New Zealand shares rose to a new five-year high, as foreign investors were drawn to the nation's relatively attractive returns and cheered the expansion plans of companies such as SkyCity Entertainment Group.
Mainfreight and Diligent Board Members Services hit new records.
The NZX 50 Index rose 52.45 points, or 1.3 percent, to 4075.45, the highest close since December 2007.
Within the index, 33 stocks rose, eight fell and nine were unchanged. Turnover was a higher-than-average $166 million, surprising traders who were expecting a pre-Christmas wind-down.
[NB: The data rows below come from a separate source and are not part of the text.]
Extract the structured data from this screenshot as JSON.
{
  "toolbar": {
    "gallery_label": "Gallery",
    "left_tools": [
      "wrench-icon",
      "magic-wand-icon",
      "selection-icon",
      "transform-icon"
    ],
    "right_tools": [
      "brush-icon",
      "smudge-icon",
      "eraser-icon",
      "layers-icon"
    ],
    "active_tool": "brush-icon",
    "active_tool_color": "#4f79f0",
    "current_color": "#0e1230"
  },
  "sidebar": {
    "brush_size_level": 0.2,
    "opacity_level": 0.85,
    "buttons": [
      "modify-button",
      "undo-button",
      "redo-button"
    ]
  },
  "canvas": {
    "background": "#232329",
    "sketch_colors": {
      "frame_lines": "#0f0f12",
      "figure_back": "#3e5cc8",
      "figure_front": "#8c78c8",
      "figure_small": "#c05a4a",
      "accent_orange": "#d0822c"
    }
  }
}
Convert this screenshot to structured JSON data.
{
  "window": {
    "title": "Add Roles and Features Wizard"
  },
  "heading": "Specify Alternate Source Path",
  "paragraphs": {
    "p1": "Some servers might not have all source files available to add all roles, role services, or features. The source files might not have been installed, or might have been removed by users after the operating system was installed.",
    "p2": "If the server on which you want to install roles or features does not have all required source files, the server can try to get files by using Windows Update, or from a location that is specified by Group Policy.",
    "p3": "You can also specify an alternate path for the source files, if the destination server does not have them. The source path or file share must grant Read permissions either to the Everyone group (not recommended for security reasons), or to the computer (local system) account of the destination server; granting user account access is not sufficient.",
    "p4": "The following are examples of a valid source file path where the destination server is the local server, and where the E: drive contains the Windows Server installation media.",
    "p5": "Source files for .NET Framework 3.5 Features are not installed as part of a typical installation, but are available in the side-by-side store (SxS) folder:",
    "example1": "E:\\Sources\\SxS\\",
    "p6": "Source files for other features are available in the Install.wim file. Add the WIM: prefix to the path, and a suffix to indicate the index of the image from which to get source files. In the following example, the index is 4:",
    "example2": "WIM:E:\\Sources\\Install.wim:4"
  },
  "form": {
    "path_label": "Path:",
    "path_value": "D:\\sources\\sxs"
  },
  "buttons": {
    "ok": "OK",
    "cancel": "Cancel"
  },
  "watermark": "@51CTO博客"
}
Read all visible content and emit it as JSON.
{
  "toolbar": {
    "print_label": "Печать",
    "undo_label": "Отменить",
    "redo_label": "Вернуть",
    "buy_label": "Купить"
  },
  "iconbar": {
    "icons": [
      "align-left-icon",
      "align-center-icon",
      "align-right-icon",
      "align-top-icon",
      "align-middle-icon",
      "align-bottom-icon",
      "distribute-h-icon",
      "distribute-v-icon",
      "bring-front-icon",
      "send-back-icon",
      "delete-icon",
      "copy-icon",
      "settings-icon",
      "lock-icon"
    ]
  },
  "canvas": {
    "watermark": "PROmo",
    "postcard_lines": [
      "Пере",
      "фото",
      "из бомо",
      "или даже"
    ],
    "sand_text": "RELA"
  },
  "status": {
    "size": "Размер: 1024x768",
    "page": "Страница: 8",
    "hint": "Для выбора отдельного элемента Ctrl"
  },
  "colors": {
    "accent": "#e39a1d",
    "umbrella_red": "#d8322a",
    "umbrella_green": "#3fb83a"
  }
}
SkyCity rose 1.3 percent to $3.84, extending its gains when it announced it had reached agreement with the South Australia state government on the expansion of its Adelaide casino.
Separately, SkyCity said it sold its half-share of Christchurch casino and has taken full ownership of Queenstown's gaming centre.
The SkyCity announcement on Adelaide "has been very well received", said David Price, a broker at Forsyth Barr.
The Adelaide expansion added about 25 cents to the stock's valuation.
Diligent, which has soared 159 percent this year, rose 5.8 percent to $5.30, leading the NZX 50 higher. Xero, the cloud-based accounting platform, fell 1.3 percent to $7.60.
The two tech companies have been the star performers on the bourse this year, with Xero climbing 179 percent.
That's prompted some key investors to trim their holdings, including Trade Me founder Sam Morgan, who has reduced his stake below 5 per cent.
Trade Me declined 1.3 percent to $3.94. Australia's Fairfax Media sold its 51 percent stake this week.
Mainfreight rose about 4 percent to a record close of $11.75.
Fletcher Building rose 2.2 percent to $8.45.
Chorus rose 4.4 percent to $2.84, recovering some of the ground lost last week when the regulator gave a draft view on network price controls.